BSFC (Brake Specific Fuel Consumption)

The complicating factors here are the turbocharger, and the fact that the air/fuel ratio is not constant like it is with a gasoline engine.

On a non-turbo gasoline engine, the torque curve is essentially the volumetric-efficiency curve (at full load). The engine makes the most torque at the RPM where it breathes the best. And to change that ... you change the camshaft (or the intake and exhaust tuning).

This approach works on gasoline engines. Installing a different camshaft and sorting out the intake and exhaust tuning on my little Honda CBR125R cut normal fuel consumption from 3.2 - 3.3 L/100 km to around 2.9 - 3.1 L/100 km and it makes more power, too - necessary when you are only starting with 12 horsepower.

GoFaster, what about with a turbo/super gasser?

It becomes complicated and you can't draw any inferences about engine efficiencies from the torque curve, because the turbocharger masks the natural breathing characteristics of the engine itself. A lot of modern turbo gas engines have an artificially limited torque curve. VW/Audi is notorious for this! They brag that the engine makes (almost) the same torque over a wide RPM range ... and it's because it's artificially limited to that torque.

McBrew said:

Meister... good points about the losses. I was intrigued by a system I read about that used regenerative braking... but by using hydraulic pumps/motors at the wheels to compress gas (over oil) in high pressure cylinders while braking, and then use that system in reverse to recover the energy while accelerating. This would be, of course, in conjunction with an ICE or electric drive.
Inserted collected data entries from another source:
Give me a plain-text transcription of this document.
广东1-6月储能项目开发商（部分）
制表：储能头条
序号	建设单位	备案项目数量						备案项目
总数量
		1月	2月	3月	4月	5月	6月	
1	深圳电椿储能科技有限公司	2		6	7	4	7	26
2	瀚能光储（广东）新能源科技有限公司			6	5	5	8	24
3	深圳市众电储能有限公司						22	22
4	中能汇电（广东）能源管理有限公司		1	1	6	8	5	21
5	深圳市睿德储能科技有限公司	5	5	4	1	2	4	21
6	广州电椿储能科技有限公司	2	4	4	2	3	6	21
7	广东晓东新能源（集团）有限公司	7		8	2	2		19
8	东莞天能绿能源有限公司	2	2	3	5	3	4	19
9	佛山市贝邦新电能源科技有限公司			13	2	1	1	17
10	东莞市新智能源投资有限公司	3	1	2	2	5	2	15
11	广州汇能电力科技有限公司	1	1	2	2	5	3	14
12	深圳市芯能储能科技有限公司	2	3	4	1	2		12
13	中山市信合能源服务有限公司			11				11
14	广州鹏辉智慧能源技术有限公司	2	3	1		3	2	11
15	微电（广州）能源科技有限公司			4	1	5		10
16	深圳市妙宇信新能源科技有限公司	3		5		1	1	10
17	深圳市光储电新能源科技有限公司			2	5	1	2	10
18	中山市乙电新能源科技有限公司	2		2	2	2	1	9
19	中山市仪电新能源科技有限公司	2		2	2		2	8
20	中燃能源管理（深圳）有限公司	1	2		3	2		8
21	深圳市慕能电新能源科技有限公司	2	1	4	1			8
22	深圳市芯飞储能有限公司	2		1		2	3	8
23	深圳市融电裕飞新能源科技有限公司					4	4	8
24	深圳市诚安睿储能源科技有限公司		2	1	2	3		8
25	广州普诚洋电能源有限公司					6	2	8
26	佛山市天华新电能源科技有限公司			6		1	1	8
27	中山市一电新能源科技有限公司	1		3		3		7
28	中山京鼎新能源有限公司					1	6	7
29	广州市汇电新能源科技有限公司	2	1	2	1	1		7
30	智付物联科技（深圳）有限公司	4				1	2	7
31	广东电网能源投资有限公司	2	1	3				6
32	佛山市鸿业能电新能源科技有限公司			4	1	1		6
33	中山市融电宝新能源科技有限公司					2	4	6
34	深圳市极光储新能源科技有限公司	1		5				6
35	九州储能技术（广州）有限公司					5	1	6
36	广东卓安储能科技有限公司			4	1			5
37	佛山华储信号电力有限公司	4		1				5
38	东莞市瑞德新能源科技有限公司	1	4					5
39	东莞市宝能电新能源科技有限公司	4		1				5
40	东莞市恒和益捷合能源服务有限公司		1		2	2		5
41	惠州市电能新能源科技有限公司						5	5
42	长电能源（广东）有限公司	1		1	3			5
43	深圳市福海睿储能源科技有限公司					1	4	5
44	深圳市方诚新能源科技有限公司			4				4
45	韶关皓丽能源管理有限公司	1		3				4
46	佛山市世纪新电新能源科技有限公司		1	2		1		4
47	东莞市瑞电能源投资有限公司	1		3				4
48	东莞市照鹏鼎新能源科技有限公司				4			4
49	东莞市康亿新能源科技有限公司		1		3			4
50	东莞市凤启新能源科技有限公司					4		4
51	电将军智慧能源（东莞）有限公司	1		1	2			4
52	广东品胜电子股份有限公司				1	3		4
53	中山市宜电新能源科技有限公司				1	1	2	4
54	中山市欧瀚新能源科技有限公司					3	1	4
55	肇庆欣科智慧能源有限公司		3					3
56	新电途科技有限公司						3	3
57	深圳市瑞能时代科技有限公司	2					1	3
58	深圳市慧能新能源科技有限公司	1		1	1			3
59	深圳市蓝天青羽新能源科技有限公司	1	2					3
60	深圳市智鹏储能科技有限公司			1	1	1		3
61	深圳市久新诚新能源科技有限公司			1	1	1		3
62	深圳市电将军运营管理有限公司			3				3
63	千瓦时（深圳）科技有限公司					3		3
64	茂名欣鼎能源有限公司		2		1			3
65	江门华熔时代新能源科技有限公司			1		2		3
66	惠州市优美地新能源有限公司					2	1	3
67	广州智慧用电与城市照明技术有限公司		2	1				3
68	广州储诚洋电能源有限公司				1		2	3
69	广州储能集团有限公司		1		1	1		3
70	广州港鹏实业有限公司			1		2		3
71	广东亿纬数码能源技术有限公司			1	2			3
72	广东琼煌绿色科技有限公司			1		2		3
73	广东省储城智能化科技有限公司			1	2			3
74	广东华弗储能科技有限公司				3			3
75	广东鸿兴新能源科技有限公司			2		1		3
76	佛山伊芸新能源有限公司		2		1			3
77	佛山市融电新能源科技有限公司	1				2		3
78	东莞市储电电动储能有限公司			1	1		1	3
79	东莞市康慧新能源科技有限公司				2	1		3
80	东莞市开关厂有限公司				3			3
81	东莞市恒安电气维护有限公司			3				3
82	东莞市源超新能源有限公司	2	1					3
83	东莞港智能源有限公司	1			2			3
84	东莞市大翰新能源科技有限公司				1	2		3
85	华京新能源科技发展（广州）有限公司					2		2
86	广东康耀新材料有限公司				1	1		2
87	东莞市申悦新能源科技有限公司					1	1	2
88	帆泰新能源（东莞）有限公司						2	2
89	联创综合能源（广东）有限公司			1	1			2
The efficiency, according to the article, was much greater than electric regenerative braking. I'm sure you've heard of this, but I'm mentioning for the benefit of others reading this thread.

Click to expand...

I was just about to post about this when I saw your post. From what I have read, or about the vehicles I have read about. It does not use an electric motor, it uses hydraulic motor, or motors. The two applications I have read about this being used is in garbage trucks and UPS delivery trucks. I am no expert, but I would prefer to own a vehicle with this type of system vs an all electrical one that realys on an expensive and heavy battery pack.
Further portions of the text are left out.